I am just starting to get into Flask. I created a super-simple Flask app.
from flask import Flask
app = Flask(__name__)
@app.route("/")
def home():
return "Hello, World!"
if __name__ == "__main__":
app.run(debug=True)
I can run 'python hello-world.py' in my Anaconda prompt, go to 'localhost:5000' and it works as expected. I'm wondering how I can use some ML code to create some kind of API interface, using Flask. This is just a learning exercise for me, so I don't really have a concrete example of what needs to be done.

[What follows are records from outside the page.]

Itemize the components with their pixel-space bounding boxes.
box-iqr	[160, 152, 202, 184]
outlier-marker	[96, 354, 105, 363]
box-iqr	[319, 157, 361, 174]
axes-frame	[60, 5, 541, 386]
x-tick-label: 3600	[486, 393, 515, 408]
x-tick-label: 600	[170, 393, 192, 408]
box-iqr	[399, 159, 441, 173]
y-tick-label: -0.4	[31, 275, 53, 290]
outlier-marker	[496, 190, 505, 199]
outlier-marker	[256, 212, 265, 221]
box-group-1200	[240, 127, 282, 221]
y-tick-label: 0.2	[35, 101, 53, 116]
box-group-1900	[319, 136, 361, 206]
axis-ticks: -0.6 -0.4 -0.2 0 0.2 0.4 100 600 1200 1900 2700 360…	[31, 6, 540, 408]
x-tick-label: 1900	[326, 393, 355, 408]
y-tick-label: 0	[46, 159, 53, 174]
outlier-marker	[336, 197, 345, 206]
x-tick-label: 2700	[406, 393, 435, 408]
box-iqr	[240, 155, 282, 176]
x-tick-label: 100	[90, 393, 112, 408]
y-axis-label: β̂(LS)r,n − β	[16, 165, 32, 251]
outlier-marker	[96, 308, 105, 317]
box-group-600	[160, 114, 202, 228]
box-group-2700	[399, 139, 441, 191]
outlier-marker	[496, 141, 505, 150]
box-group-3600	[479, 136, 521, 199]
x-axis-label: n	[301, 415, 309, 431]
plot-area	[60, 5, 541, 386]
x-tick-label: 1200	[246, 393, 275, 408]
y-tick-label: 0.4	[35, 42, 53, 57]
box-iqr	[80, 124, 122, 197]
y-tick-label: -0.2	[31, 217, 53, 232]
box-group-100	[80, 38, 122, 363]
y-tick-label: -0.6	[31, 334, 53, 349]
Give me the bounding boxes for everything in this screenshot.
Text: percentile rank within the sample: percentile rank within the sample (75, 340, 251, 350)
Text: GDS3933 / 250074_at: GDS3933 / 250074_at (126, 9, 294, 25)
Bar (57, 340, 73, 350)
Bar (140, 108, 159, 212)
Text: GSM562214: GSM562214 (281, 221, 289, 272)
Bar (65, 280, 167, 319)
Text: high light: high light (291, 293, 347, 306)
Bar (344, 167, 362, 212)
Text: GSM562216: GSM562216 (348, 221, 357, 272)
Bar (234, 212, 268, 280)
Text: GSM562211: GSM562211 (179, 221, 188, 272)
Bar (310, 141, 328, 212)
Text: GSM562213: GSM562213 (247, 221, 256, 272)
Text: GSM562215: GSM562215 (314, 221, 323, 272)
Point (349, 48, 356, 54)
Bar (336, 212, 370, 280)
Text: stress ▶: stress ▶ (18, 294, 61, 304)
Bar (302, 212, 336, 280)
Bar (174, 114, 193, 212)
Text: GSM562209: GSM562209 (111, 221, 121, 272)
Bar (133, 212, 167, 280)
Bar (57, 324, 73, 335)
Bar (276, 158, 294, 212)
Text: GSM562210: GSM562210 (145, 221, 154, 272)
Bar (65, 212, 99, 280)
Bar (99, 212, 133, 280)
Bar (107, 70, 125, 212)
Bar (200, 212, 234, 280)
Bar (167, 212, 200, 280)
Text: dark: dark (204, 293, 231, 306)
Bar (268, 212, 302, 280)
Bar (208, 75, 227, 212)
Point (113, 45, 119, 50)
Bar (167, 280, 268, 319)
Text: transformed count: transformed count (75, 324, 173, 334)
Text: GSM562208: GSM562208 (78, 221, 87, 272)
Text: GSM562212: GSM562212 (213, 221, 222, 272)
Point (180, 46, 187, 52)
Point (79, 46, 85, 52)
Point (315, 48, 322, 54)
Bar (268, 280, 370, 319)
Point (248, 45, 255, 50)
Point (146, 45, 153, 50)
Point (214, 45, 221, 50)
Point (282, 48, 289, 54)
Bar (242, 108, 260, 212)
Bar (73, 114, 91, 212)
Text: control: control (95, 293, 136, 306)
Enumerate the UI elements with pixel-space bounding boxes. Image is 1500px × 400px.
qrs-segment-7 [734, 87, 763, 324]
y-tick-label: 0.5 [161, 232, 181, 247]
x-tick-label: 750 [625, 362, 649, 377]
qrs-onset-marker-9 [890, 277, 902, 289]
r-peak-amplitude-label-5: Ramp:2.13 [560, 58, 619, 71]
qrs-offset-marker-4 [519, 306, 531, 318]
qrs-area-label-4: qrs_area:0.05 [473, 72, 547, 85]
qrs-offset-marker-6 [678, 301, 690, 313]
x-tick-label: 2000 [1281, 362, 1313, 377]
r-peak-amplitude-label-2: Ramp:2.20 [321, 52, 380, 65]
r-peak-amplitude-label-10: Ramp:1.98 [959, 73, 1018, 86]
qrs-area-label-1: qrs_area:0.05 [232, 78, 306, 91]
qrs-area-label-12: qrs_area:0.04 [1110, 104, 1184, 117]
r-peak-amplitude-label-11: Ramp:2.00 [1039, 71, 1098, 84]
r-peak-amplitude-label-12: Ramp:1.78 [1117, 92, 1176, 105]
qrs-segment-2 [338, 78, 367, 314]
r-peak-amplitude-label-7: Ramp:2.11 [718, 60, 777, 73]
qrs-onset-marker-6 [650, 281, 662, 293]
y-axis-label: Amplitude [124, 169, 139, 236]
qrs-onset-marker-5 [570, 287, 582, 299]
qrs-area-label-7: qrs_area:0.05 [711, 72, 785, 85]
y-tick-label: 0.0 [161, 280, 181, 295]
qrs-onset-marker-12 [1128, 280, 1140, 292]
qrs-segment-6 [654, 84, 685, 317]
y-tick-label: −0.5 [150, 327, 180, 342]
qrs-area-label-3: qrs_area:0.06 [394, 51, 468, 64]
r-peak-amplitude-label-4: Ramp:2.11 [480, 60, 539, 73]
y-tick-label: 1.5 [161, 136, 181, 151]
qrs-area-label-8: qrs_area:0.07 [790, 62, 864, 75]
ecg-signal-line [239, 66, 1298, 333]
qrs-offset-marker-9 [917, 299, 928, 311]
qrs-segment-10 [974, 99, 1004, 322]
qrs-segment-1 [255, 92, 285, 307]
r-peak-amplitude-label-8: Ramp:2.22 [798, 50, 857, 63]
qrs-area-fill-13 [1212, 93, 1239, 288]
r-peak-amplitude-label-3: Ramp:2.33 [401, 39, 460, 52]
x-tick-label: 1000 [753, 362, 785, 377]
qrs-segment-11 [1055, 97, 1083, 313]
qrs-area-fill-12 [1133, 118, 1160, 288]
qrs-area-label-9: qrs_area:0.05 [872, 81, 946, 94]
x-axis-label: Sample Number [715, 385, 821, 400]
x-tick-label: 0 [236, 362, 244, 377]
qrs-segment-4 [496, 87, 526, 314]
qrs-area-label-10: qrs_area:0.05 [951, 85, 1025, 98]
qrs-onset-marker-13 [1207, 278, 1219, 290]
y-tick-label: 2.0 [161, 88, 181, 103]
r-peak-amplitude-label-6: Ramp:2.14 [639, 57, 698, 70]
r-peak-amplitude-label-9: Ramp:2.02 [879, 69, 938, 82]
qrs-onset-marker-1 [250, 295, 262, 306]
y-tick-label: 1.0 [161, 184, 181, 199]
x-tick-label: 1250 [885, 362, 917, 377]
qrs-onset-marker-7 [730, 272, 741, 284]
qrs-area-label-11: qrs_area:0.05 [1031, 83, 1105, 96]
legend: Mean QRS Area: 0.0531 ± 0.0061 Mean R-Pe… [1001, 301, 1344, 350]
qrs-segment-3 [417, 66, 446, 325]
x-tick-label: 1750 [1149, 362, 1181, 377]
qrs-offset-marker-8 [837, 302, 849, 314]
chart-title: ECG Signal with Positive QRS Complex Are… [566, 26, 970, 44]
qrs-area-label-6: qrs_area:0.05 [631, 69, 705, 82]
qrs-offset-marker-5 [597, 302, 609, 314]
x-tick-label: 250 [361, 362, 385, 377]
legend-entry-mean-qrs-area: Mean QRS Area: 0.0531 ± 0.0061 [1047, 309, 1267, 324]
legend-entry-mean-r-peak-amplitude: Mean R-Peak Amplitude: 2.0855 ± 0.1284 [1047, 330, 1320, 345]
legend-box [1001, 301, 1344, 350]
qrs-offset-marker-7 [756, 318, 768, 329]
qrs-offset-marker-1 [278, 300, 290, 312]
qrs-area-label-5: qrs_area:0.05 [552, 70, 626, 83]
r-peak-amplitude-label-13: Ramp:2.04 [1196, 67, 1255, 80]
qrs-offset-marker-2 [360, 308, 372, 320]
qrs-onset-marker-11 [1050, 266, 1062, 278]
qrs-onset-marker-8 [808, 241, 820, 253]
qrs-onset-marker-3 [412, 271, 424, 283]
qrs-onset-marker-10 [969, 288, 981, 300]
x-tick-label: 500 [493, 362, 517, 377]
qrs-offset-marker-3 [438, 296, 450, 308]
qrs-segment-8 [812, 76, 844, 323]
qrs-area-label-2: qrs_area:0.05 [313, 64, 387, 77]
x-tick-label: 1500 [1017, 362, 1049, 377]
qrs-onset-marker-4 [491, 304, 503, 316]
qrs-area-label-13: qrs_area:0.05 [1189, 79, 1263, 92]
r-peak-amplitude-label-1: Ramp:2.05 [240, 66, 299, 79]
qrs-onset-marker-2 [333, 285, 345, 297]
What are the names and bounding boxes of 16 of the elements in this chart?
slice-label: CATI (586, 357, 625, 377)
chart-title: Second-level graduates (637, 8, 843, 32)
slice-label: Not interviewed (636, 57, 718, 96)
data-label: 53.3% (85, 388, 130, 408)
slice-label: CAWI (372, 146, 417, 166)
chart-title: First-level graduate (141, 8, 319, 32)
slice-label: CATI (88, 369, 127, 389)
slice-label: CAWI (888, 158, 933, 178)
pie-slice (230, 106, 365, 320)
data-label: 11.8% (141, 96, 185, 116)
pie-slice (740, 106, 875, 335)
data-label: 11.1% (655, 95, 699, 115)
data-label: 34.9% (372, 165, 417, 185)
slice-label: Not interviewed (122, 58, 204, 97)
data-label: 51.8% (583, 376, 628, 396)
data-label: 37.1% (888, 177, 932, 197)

I'm calling this a 'deployment exercise'. Anyway, here is a sample of code that I want to run.
# K-Means
from sklearn.cluster import KMeans
import matplotlib.pyplot as plt
from mpl_toolkits.mplot3d import Axes3D
import numpy as np
# %matplotlib inline
from sklearn import datasets#Iris Dataset
iris = datasets.load_iris()
X = iris.data#KMeans
km = KMeans(n_clusters=3)
km.fit(X)
km.predict(X)
labels = km.labels_#Plotting
fig = plt.figure(1, figsize=(7,7))
ax = Axes3D(fig, rect=[0, 0, 0.95, 1], elev=48, azim=134)
ax.scatter(X[:, 3], X[:, 0], X[:, 2],
c=labels.astype(np.float), edgecolor="k", s=50)
ax.set_xlabel("Petal width")
ax.set_ylabel("Sepal length")
ax.set_zlabel("Petal length")
plt.title("K Means", fontsize=14)
# GMM:
from sklearn.mixture import GaussianMixture
import matplotlib.pyplot as plt
from mpl_toolkits.mplot3d import Axes3D
import numpy as np
#%matplotlib inline
from sklearn import datasets#Iris Dataset
iris = datasets.load_iris()
X = iris.data#Gaussian Mixture Model
gmm = GaussianMixture(n_components=3)
gmm.fit(X)
proba_lists = gmm.predict_proba(X)#Plotting
colored_arrays = np.matrix(proba_lists)
colored_tuples = [tuple(i.tolist()[0]) for i in colored_arrays]
fig = plt.figure(1, figsize=(7,7))
ax = Axes3D(fig, rect=[0, 0, 0.95, 1], elev=48, azim=134)
ax.scatter(X[:, 3], X[:, 0], X[:, 2],
c=colored_tuples, edgecolor="k", s=50)
ax.set_xlabel("Petal width")
ax.set_ylabel("Sepal length")
ax.set_zlabel("Petal length")
plt.title("Gaussian Mixture Model", fontsize=14)
If my approach is totally wrong, please tell me how to do this the right way. Again, this is simply a learning exercise for myself. I've been using Spyder to do all my ML work for a while, and now I want to try to incorporate some API technology, or Flask technology, into my work.